Egalement parmi les nouveaux développements, la rubrique Conférences & Débats offre un compte-rendu mot à mot de la IIIe Dispute de Roquefixade, sous le titre Thèmes développés.
Sous le titre « Le chemin de Damas », voir le dernier sous-chapitres de « L’esprit des profondeurs » :
14 – L’esprit dévoile le mensonge de la Torah ;
Extrait : Selon l'interprétation paulinienne, qui outrage le texte de référence, Moïse dissimulait la nature de la lumière qui l'éclairait, de façon à laisser accroire à son principe éternel, autant qu'à son origine divine (2 Co. III, 13). Si Moïse a menti sur la présence de Dieu, sur la qualité de la lumière visible par tous, il a aussi menti sur les fondements de la loi ! A tel point, que le voile du mensonge induit toujours en erreur ceux qui observent la Torah et gardent leur fidélité à « l'ancienne Alliance » (Ibid. 14).
et les trois premiers sous-chapitres de « La loi universelle de la conscience » :
1 – La loi spirituelle transparaît dans la création asservie ;
Extrait : Nous sommes très loin de l'idée hébraïque d'une préexistence de la Torah (la sagesse de Yhwh), au moyen de laquelle Dieu créa le monde (2 Hén. XXXIII 1-3). L’on comprend que si la Torah n’est point de Dieu, la création dont elle constitue le modèle, ne peut davantage l’être. Pour les Hébreux, la Torah s'impose effectivement comme loi naturelle, avant même de devenir la loi positive du Sinaï-Horeb. La pensée hébraïque en général (essénienne en particulier) guette la libération finale par un fait de guerre messianique. Se dresseront face à face les « fils de lumière » et les « fils de ténèbres » (Guerre I, I, 1), jusqu'à l'extermination de ces derniers coupables d'interférer dans l'ordre naturel des peuples et des hommes.
2 – L’intelligence donne à connaître la loi de l’esprit ;
Extrait : Il est inutile d'insister sur le fait que la loi que pratiquent naturellement les Goyim ne peut être la Torah. Ils observent la loi de l'esprit, sans qu'ils le sachent vraiment. Cette juste conduite dans la relation aux autres est inscrite dans leurs pensées tel un impératif divin. Leur conscience témoigne d’une connaissance immédiate du bien et du mal (Rm. II, 15-16). Le dieu qu'ils découvrent ne ressemble pas au dieu de la Torah. L'invisibilité (Rm. I, 19-20) qui s’attache à la transcendance, n’est pas vraiment la qualité première du Seigneur Yhwh. Sa main est sur les contrats et les pactes. Toujours faits, défaits et reconduits, ils le lient au peuple élu, appelant sa bénédiction ou sa malédiction. Par lui, les arrangements de l'histoire se succèdent en autant de batailles pour tenter vainement de hisser Israël au faîte de la gloire prophétique. Yhwh est partout ! Paul sort de la religiosité hébraïque en trouvant dans les nations la preuve de l'universalité de Dieu et de son attachement à une loi de l'esprit qui n'est point la Torah.

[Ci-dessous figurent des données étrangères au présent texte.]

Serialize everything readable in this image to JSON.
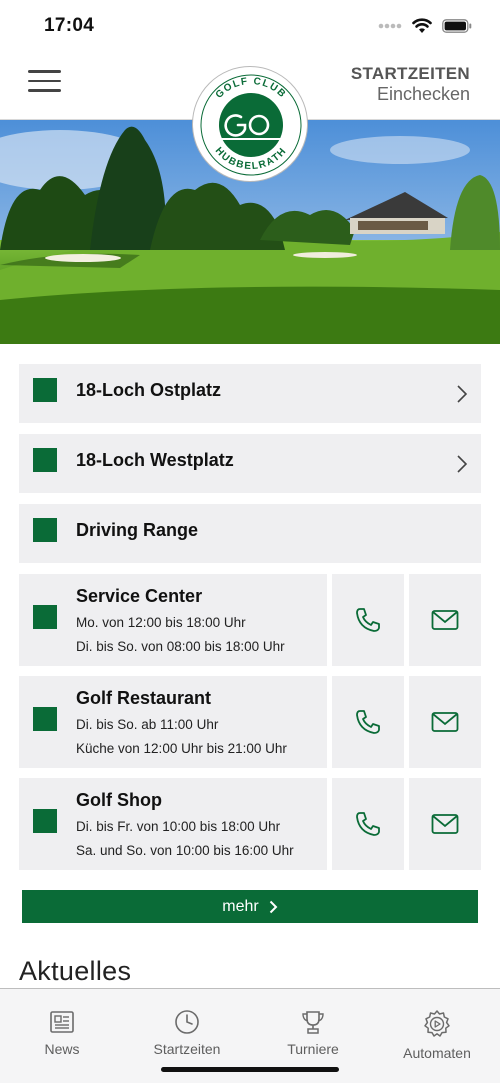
{
  "status": {
    "time": "17:04"
  },
  "header": {
    "start_label": "STARTZEITEN",
    "checkin_label": "Einchecken",
    "logo_top": "GOLF CLUB",
    "logo_bottom": "HUBBELRATH"
  },
  "courses": [
    {
      "label": "18-Loch Ostplatz",
      "has_arrow": true
    },
    {
      "label": "18-Loch Westplatz",
      "has_arrow": true
    },
    {
      "label": "Driving Range",
      "has_arrow": false
    }
  ],
  "contacts": [
    {
      "title": "Service Center",
      "line1": "Mo. von 12:00 bis 18:00 Uhr",
      "line2": "Di. bis So. von 08:00 bis 18:00 Uhr"
    },
    {
      "title": "Golf Restaurant",
      "line1": "Di. bis So. ab 11:00 Uhr",
      "line2": "Küche von 12:00 Uhr bis 21:00 Uhr"
    },
    {
      "title": "Golf Shop",
      "line1": "Di. bis Fr. von 10:00 bis 18:00 Uhr",
      "line2": "Sa. und So. von 10:00 bis 16:00 Uhr"
    }
  ],
  "more_button": "mehr",
  "news_heading": "Aktuelles",
  "tabs": [
    {
      "label": "News",
      "icon": "newspaper-icon"
    },
    {
      "label": "Startzeiten",
      "icon": "clock-icon"
    },
    {
      "label": "Turniere",
      "icon": "trophy-icon"
    },
    {
      "label": "Automaten",
      "icon": "gear-play-icon"
    }
  ],
  "colors": {
    "brand_green": "#0a6b37",
    "row_bg": "#efeff1"
  }
}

3 – Justiciable devant la loi de l’esprit ;
Extrait : Le mélange des sens que revêt le terme « loi » (Rm. II, 13) dans la correspondance paulinienne, ne doit pas nous égarer. Parmi les Hellènes, comme parmi les Hébreux, ceux qui pratiquent la loi de l'esprit sont justes. Leur justice se vérifie dans l'adéquation de leurs actes avec la loi universelle inscrite en leur cœur. Ils ne connaissent d'autre juridiction que « le tribunal de Dieu » (Rm. XIV, 10). Les Hébreux qui pratiquent la Torah sont nécessairement appelés à être jugés en dernière instance en regard de la loi de l'esprit. L'appel invalide le jugement de première instance.